OBITUARY NOTICES FOR INSPIRATION
When writing my novels, one of the sources for my inspiration is the Los Angeles Times section that is entitled, OBITUARY NOTICES. These are not obituaries of famous people, but of ordinary folks. Daily, I scan these notices, looking for true lives, but which sound like novels.
Recently, the summary of the life of Lillian C.W. caught my eye. This lady of Chinese ancestry was born in Los Angeles in 1911. In 2018, she died in a Baptist “home” in Alhambra, California, at the age of 107. She attended Los Angeles High School and graduated from USC in 1933. Her father, Dr. Y.H.C., “was an herbalist in Chinatown,” who encouraged his children to learn Chinese and pursue higher education. Lillian met D.W., a student from China, who was studying engineering at CalTech. Soon after they both graduated, they married and went to live in China. As a civil engineer, he worked on building roads, including the Burma Road, bridges, and airfields for the Flying Tigers. Lillian accompanied her husband, living in rural parts of China before and during World War II. After the war, they moved to Hong Kong, where she taught English and he continued in his profession, civil engineering.
With this sparse information as a starting point, I began to imagine the lives of Lillian and D.W., beginning in 1933, when he took her back to his troubled homeland. He must have been sent to study in the U.S. by Chiang Kai Shek’s Nationalist Government and must have been extremely patriotic to return home instead of remaining safely in the United States.
In 1931, Japan had invaded the Chinese province of Manchuria. By 1932, Japan had conquered it, setting up a puppet government and was fighting the Chinese armies around Shanghai. In January 1933, Japan occupied the province of Jehol in North China.

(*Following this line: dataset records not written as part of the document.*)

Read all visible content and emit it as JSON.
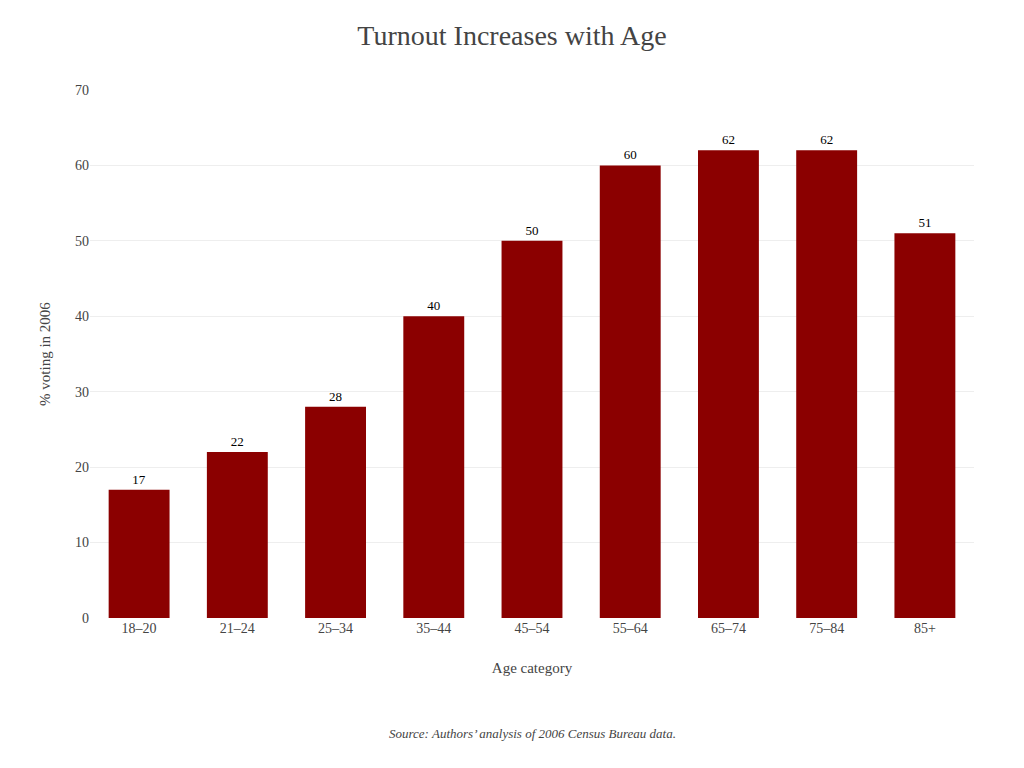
{
  "chart_data": {
    "type": "bar",
    "title": "Turnout Increases with Age",
    "xlabel": "Age category",
    "ylabel": "% voting in 2006",
    "categories": [
      "18–20",
      "21–24",
      "25–34",
      "35–44",
      "45–54",
      "55–64",
      "65–74",
      "75–84",
      "85+"
    ],
    "values": [
      17,
      22,
      28,
      40,
      50,
      60,
      62,
      62,
      51
    ],
    "color": "#8B0000",
    "ylim": [
      0,
      70
    ],
    "yticks": [
      0,
      10,
      20,
      30,
      40,
      50,
      60,
      70
    ],
    "grid": true,
    "data_labels": true,
    "annotations": [
      "Source: Authors’ analysis of 2006 Census Bureau data."
    ]
  }
}
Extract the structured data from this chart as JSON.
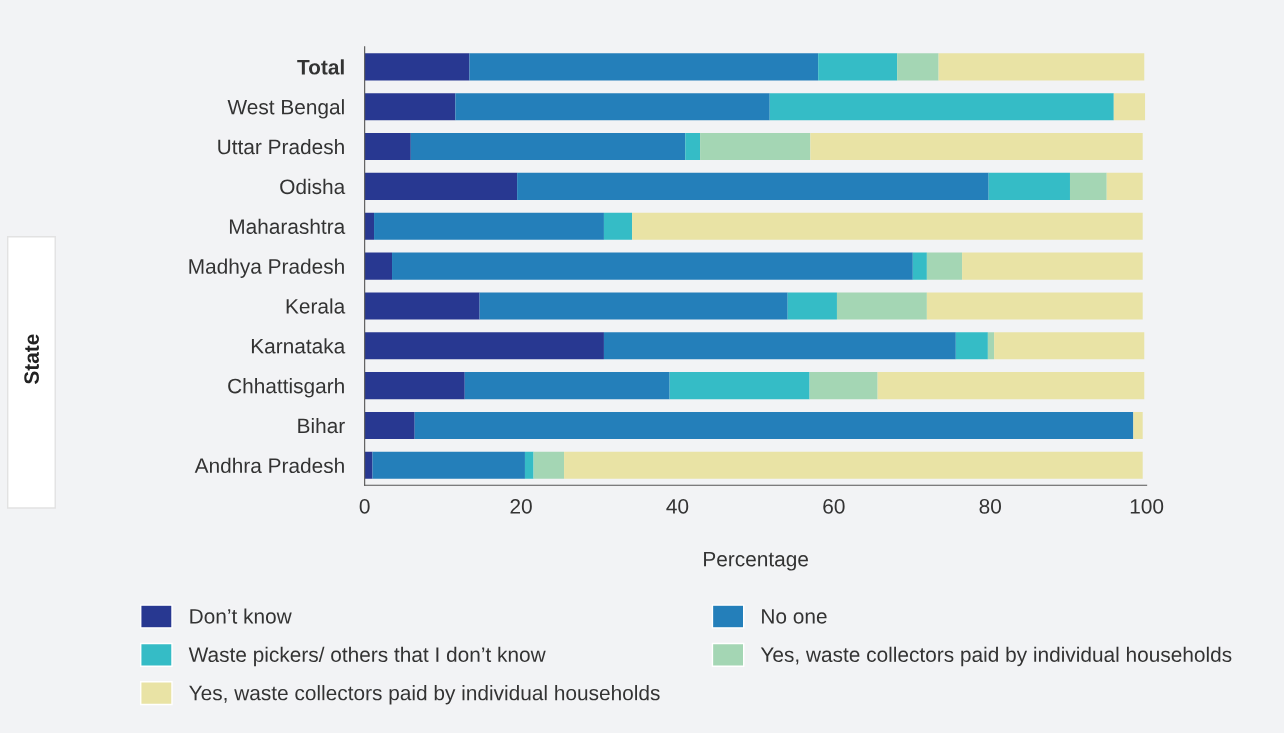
{
  "chart_data": {
    "type": "bar",
    "orientation": "horizontal",
    "stacked": true,
    "xlabel": "Percentage",
    "annotations": [
      "State"
    ],
    "categories": [
      "Total",
      "West Bengal",
      "Uttar Pradesh",
      "Odisha",
      "Maharashtra",
      "Madhya Pradesh",
      "Kerala",
      "Karnataka",
      "Chhattisgarh",
      "Bihar",
      "Andhra Pradesh"
    ],
    "xlim": [
      0,
      100
    ],
    "xticks": [
      0,
      20,
      40,
      60,
      80,
      100
    ],
    "grid": false,
    "legend": "bottom",
    "series": [
      {
        "name": "Don’t know",
        "color": "#283891",
        "values": [
          13.4,
          11.6,
          5.9,
          19.5,
          1.2,
          3.5,
          14.7,
          30.6,
          12.8,
          6.4,
          1.0
        ]
      },
      {
        "name": "No one",
        "color": "#247fba",
        "values": [
          44.6,
          40.2,
          35.1,
          60.3,
          29.4,
          66.6,
          39.4,
          45.0,
          26.2,
          91.9,
          19.5
        ]
      },
      {
        "name": "Waste pickers/ others that I don’t know",
        "color": "#35bcc6",
        "values": [
          10.1,
          44.0,
          1.9,
          10.4,
          3.6,
          1.8,
          6.3,
          4.1,
          17.9,
          0,
          1.1
        ]
      },
      {
        "name": "Yes, waste collectors paid by individual households",
        "color": "#a4d6b4",
        "values": [
          5.3,
          0,
          14.1,
          4.7,
          0,
          4.5,
          11.5,
          0.8,
          8.7,
          0,
          3.9
        ]
      },
      {
        "name": "Yes, waste collectors paid by individual households",
        "color": "#e9e3a5",
        "values": [
          26.3,
          4.0,
          42.5,
          4.6,
          65.3,
          23.1,
          27.6,
          19.2,
          34.1,
          1.2,
          74.0
        ]
      }
    ]
  }
}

Thus, in the summer of 1933, D.W. and his new bride returned to a country at war with Japan from one end of the country to the other.
He worked on the Nationalist military’s Burma Road over the Himalayas, which was built 1937-1938. He helped construct airfields for the American Flying Tigers, when they arrived in 1941 to help the Nationalist Chinese against the Japanese. Apparently, Lillian was beside him all during this time, and then through to the end of the civil war in China in 1949, when the Nationalists were defeated by the Red Communists. Somehow, she and her husband managed to escape to Hong Kong, which was then still under British rule.
The tales Lillian must have had to tell the elderly ladies in the rest home in Alhambra! They probably thought she had dementia and was making it all up. I imagine myself sitting and listening to her, as she recounted to her friends in the home the remarkable events that she had witnessed in China during the first decade-and-a-half of her marriage.
D.W. passed away at the age of ninety-eight, after more than fifty years of living with Lillian. When Lillian died in 2018, she was survived by two children, six grandchildren and one great-grandson. I try to imagine what it was like for her as a young mother to be raising two children, which I assume were born in China, in the midst of the brutal warfare between the Nationalist armies and the Japanese armies, and then Mao’s Communist armies. Later, she and her family’s escape to Hong Kong in 1949, when the Communists defeated the Nationalists, must have been harrowing, to say the least.
All of which would make for an incredible novel! Lillian must have loved her husband very very deeply, to remain with him in China—while caring for their children—in the midst of the unbelievable horrors of war. A true romance!
As I said, OBITUARY NOTICES, brief as they are, can indeed provide inspiration for a novelist who has a good imagination, which I hope I have.